Tip: I like to top my Beet Burgers with a homemade lemon-garlic aioli (not vegan), fresh tomato, sprouts, arugula and avocado. If you aren’t vegan, the lemon-garlic aioli is really great and tasty. I like to use it sparingly, as the main base is mayonnaise, which can be quite heavy and high in fat.
Lemon-Garlic Aioli (not vegan):
Ingredients
- 2 tablespoons mayonaise
- 1 clove of garlic, finely chopped
- 1/2 tablespoon of lemon juice
- a pinch of sea salt and black pepper to taste
Directions
- Mix all ingredients together in a small bowl
- Spread desired amount on both sides of bun
Beet Veggie Burgers
Ingredients
Beet Veggie Burgers
- 1/2 cup onions chopped
- 1 1/2 cups oat flour
- 1 1/2 cups red beets peeled and grated
- 1 large carrot peeled and grated
- 1 tsp vegetable boulin equivalent to 1 cube
- 1/3 cup olive oil
- 3 cloves garlic minced
- 2 tbsp soy sauce
- 1/4 cup white sesame seeds
- 1 tsp salt
- black pepper to taste
Lemon-Garlic Aioli (not vegan)
- 1/4 cup mayonaise
- 1 clove garlic minced
- 1 tbsp lemon juice
- pinch of sea salt
- black pepper to taste
Instructions
Beet Veggie Burgers
- Preheat oven to 400°F
- Heat 2 tablespoons of olive oil in a pan over medium-high heat.
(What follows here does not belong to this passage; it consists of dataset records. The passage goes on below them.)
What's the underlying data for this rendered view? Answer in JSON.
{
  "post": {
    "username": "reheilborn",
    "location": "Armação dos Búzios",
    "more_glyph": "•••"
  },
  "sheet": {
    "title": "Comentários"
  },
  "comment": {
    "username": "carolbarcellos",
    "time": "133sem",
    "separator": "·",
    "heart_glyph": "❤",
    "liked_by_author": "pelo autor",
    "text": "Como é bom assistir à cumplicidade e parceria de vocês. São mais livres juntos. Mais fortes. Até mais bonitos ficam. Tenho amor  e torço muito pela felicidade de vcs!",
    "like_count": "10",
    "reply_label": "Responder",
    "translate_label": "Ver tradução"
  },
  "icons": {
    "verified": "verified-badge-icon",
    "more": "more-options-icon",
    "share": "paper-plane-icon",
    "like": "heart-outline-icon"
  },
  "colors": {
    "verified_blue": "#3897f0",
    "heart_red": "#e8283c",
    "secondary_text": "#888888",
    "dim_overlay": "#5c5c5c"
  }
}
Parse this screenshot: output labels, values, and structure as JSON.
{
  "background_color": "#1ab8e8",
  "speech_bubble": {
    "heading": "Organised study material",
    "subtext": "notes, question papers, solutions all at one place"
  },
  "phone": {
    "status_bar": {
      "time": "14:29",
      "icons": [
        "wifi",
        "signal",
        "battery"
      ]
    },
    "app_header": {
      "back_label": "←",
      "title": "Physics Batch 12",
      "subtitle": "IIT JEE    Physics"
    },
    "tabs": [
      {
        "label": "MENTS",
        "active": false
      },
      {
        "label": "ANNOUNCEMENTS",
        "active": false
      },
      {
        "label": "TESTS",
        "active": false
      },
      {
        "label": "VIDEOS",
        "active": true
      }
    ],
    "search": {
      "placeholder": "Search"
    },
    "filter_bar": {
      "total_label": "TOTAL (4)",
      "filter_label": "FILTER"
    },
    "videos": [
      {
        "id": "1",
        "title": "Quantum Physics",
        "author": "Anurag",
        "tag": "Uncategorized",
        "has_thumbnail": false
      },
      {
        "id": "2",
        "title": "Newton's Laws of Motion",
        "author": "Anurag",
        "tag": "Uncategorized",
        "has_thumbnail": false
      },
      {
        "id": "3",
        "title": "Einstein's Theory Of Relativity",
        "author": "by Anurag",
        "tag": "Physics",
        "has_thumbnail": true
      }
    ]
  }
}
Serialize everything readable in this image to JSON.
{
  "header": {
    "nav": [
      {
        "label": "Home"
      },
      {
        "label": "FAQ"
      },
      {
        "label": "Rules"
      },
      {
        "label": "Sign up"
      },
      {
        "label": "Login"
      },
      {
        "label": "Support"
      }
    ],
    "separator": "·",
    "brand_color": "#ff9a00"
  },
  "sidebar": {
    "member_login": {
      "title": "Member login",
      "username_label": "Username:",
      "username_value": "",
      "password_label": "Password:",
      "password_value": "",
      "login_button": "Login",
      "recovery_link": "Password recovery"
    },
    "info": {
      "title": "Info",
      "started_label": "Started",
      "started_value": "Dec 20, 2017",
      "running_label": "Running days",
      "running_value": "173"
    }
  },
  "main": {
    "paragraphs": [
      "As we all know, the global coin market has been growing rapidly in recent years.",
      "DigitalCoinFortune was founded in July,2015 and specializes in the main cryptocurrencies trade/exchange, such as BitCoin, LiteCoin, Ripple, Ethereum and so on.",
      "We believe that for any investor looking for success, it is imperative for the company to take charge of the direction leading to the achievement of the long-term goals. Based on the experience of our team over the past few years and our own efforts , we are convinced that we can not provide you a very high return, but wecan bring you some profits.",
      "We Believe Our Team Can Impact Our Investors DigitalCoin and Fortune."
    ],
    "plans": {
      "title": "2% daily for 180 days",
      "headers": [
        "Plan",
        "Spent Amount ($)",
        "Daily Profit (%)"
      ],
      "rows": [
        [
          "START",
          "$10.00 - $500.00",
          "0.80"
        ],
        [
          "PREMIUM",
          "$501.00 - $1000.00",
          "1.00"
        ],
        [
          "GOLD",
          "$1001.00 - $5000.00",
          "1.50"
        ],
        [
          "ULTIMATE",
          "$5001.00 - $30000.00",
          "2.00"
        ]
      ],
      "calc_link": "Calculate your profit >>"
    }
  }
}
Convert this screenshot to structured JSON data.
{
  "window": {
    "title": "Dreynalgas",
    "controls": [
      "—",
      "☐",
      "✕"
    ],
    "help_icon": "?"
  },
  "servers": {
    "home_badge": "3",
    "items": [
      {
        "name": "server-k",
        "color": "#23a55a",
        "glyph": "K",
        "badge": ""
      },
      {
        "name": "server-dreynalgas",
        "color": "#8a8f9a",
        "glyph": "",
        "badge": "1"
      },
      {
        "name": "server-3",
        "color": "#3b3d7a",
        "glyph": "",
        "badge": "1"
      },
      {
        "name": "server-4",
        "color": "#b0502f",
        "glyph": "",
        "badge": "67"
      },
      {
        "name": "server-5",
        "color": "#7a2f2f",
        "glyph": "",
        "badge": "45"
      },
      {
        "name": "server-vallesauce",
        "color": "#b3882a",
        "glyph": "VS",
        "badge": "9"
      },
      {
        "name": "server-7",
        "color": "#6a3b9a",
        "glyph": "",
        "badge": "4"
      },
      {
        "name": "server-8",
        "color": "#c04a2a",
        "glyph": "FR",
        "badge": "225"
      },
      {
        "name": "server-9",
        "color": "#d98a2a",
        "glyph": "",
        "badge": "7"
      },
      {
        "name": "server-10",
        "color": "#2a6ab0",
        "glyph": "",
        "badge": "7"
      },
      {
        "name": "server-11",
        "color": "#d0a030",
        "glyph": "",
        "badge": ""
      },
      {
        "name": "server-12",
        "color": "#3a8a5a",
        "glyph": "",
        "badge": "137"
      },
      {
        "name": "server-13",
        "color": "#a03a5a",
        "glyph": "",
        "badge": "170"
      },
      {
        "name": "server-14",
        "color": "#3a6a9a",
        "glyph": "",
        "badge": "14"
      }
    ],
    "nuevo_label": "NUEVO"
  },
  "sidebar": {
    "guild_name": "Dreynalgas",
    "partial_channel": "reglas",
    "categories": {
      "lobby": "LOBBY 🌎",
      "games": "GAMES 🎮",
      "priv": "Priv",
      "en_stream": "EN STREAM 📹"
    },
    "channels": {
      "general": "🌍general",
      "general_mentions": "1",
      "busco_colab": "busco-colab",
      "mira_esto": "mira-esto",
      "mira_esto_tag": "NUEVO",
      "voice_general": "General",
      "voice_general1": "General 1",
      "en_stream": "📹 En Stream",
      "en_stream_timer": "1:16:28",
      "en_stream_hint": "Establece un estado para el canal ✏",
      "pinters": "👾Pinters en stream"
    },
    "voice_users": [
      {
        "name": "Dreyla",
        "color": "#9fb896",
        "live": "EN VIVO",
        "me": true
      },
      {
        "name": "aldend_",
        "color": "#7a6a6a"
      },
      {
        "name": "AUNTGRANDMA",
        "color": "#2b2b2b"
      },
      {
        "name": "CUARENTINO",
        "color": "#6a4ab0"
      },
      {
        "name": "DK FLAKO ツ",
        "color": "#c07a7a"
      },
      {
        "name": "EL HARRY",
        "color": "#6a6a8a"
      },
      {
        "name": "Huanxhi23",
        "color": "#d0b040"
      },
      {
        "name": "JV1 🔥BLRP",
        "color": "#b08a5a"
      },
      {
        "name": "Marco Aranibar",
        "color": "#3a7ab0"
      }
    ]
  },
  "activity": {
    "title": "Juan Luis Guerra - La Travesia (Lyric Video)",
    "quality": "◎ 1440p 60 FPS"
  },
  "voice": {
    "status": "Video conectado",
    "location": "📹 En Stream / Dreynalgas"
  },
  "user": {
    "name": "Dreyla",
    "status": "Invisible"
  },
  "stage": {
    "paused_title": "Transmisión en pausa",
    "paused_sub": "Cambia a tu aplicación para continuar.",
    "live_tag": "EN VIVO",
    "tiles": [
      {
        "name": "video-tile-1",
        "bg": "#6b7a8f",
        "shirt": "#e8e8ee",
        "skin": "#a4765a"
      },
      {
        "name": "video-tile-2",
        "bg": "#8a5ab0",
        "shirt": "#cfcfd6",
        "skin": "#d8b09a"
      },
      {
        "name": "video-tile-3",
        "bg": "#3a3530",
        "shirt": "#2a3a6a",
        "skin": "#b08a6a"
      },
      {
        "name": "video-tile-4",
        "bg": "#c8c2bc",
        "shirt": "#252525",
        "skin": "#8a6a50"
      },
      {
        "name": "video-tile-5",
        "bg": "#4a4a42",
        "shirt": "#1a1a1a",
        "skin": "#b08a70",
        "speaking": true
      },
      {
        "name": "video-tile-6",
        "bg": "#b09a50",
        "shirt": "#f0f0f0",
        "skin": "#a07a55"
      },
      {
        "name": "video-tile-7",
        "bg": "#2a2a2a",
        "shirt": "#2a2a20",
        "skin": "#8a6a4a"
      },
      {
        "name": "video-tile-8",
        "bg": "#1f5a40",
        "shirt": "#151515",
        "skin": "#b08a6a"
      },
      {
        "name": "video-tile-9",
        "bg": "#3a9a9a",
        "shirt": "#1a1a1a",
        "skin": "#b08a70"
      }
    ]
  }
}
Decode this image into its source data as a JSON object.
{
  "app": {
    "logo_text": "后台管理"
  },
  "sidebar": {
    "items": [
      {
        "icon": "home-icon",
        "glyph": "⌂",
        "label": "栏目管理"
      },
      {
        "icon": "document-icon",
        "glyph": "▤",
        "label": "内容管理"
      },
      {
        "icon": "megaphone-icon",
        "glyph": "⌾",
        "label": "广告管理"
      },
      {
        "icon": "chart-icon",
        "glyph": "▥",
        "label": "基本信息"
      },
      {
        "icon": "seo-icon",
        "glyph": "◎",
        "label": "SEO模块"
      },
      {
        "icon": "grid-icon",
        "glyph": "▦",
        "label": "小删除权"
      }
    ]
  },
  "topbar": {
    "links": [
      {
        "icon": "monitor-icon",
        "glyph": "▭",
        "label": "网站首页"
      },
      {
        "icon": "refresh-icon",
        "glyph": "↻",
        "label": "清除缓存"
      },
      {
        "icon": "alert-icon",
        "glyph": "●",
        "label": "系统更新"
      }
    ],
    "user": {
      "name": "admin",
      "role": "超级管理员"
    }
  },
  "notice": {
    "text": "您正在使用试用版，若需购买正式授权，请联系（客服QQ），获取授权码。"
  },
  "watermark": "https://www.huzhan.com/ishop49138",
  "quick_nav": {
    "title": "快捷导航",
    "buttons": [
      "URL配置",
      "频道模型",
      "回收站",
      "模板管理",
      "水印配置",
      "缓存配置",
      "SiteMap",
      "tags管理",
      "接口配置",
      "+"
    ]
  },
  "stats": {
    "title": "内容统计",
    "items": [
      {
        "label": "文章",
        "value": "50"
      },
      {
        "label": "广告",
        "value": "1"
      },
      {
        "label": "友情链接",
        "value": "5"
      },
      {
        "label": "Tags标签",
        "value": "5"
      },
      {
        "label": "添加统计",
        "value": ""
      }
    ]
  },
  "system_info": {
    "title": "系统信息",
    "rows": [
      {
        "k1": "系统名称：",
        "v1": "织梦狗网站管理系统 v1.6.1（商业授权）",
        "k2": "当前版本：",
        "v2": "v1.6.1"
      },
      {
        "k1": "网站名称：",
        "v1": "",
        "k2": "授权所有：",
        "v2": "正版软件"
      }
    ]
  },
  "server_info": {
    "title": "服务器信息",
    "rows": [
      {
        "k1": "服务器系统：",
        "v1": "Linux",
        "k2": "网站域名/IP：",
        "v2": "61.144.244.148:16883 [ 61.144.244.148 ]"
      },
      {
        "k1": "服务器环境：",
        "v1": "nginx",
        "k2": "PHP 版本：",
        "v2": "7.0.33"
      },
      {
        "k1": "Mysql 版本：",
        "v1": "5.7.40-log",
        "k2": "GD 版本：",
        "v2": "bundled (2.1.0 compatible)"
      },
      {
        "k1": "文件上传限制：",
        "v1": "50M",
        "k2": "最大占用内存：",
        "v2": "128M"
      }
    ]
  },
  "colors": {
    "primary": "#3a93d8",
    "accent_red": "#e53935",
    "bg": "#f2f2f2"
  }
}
Add the chopped onions and spread evenly over the pan to cook, stirring occasionally. This process can take up to 30 minutes or more for the onions to brown and caramelize, but the flavour from caramelizing is worth the wait! If you don’t have time for this step you can skip it.
- While the onions are cooking, chop off both ends of the beets and peel the outer layer off. Grate both the beets and carrot on a large vegetable grater and add to a large bowl.
- Add the remaining ingredients to the large bowl, along with the caramelized onions. Mix until well combined.
- Form into 6 patties and place on a cooking sheet. You can line your cooking sheet if you are not using a cooking stone. The batter will be tacky and wet, this is normal. Do your best to form a circular patty and space them evenly on the cooking sheet.
- Bake for 40 minutes
- Assemble your burger with your favourite bun and toppings and enjoy immediately!